Wie F5 in der Sicherheitsmitteilung dazu erklärt, wurde die Lücke zunächst als Denial-of-Service-Schwachstelle kategorisiert und erhielt eine Risikoeinstufung CVSS4 8.7, was einem hohen Risiko entspricht. Aufgrund neuer Informationen aus dem März 2026 hat F5 sie jetzt neu kategorisiert und als Remote-Code-Execution (RCE) mit kritischem Risiko bewertet. Außerdem ergänzt F5 den Hinweis: „Uns ist bekannt geworden, dass die Schwachstelle in den verwundbaren BIG-IP-Versionen ausgenutzt wurde“.

Die Sicherheitslücke hat F5 mit aktualisierten Softwarepaketen geschlossen.
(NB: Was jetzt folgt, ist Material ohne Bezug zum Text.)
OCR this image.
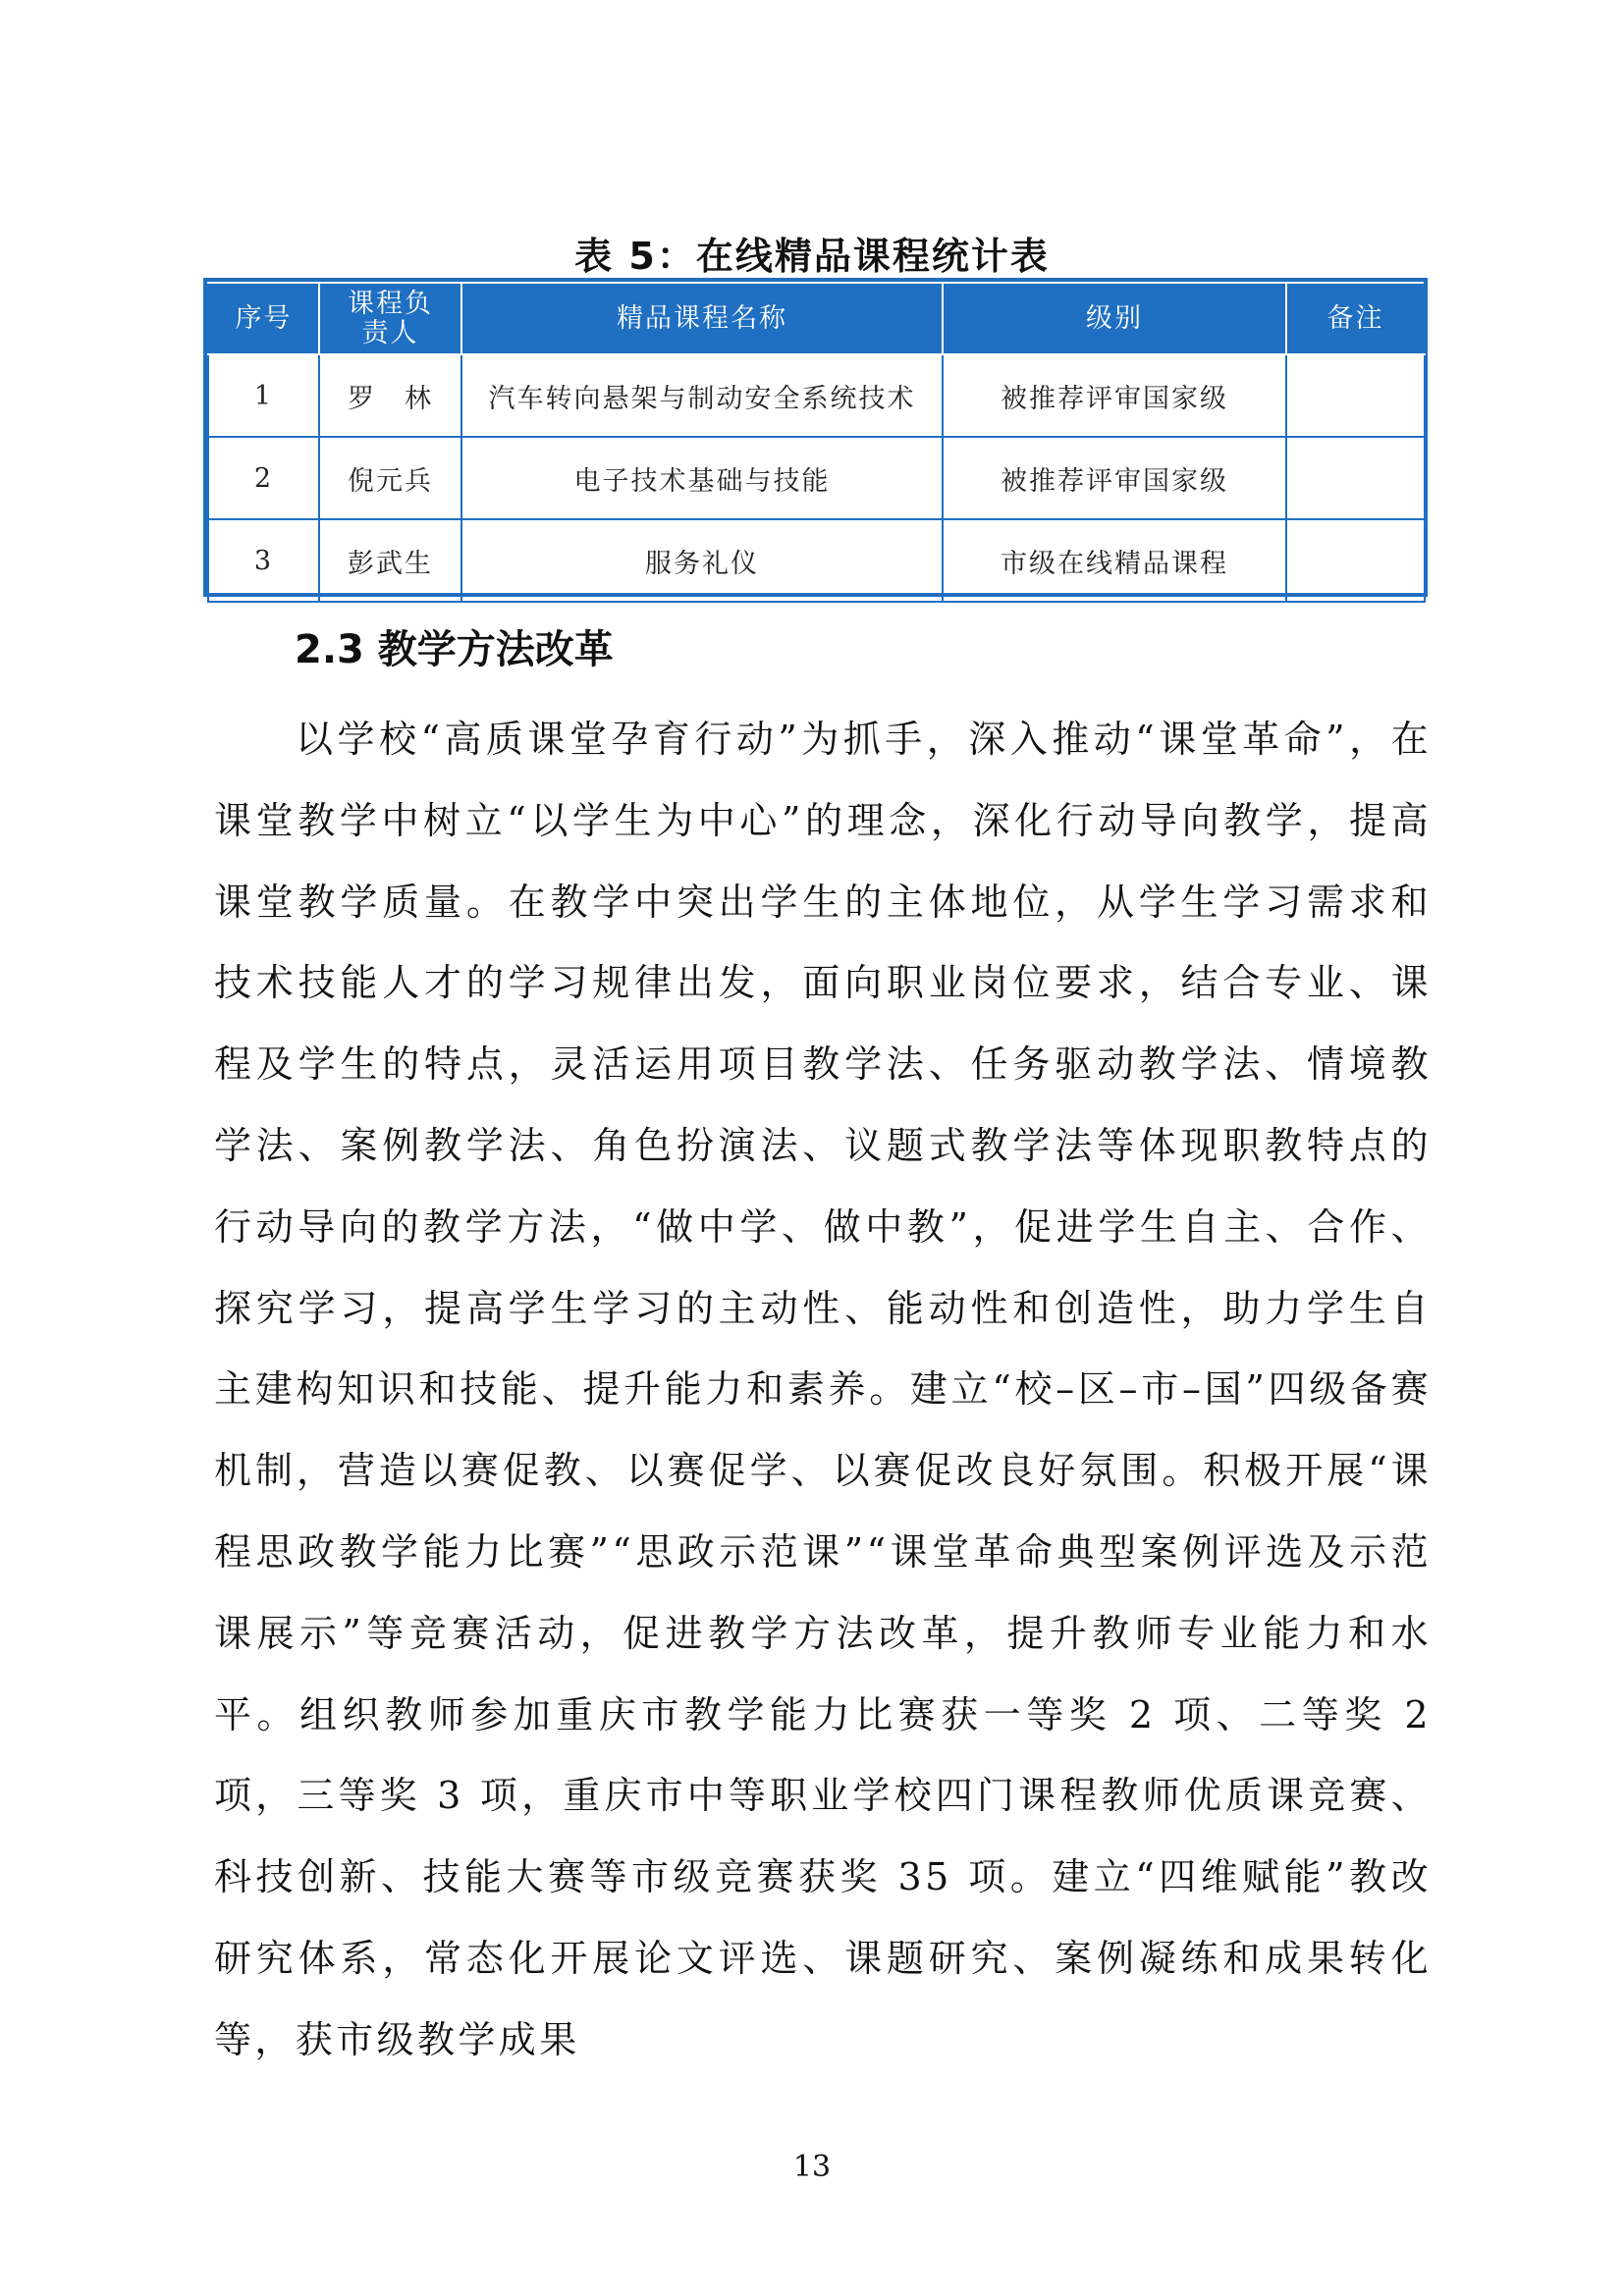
表 5：在线精品课程统计表
序号	课程负责人	精品课程名称	级别	备注
1	罗　林	汽车转向悬架与制动安全系统技术	被推荐评审国家级	
2	倪元兵	电子技术基础与技能	被推荐评审国家级	
3	彭武生	服务礼仪	市级在线精品课程	
2.3 教学方法改革
以学校“高质课堂孕育行动”为抓手，深入推动“课堂革命”，在课堂教学中树立“以学生为中心”的理念，深化行动导向教学，提高课堂教学质量。在教学中突出学生的主体地位，从学生学习需求和技术技能人才的学习规律出发，面向职业岗位要求，结合专业、课程及学生的特点，灵活运用项目教学法、任务驱动教学法、情境教学法、案例教学法、角色扮演法、议题式教学法等体现职教特点的行动导向的教学方法，“做中学、做中教”，促进学生自主、合作、探究学习，提高学生学习的主动性、能动性和创造性，助力学生自主建构知识和技能、提升能力和素养。建立“校–区–市–国”四级备赛机制，营造以赛促教、以赛促学、以赛促改良好氛围。积极开展“课程思政教学能力比赛”“思政示范课”“课堂革命典型案例评选及示范课展示”等竞赛活动，促进教学方法改革，提升教师专业能力和水平。组织教师参加重庆市教学能力比赛获一等奖 2 项、二等奖 2 项，三等奖 3 项，重庆市中等职业学校四门课程教师优质课竞赛、科技创新、技能大赛等市级竞赛获奖 35 项。建立“四维赋能”教改研究体系，常态化开展论文评选、课题研究、案例凝练和成果转化等，获市级教学成果
13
F5 BIG-IP APM 17.5.1.3, 17.1.3, 16.1.6.1 und 15.1.10.8 sowie neuere Versionen enthalten laut Hersteller den sicherheitsrelevanten Fehler nicht mehr. Admins sollten die Aktualisierungen umgehend anwenden.

Im vergangenen Oktober wurde bekannt, dass Angreifer bei F5 Code und Informationen zu Sicherheitslücken stehlen konnten. Das führte dazu, dass F5 Patches für fast vier Dutzend Sicherheitslücken auf einen Schlag veröffentlichte.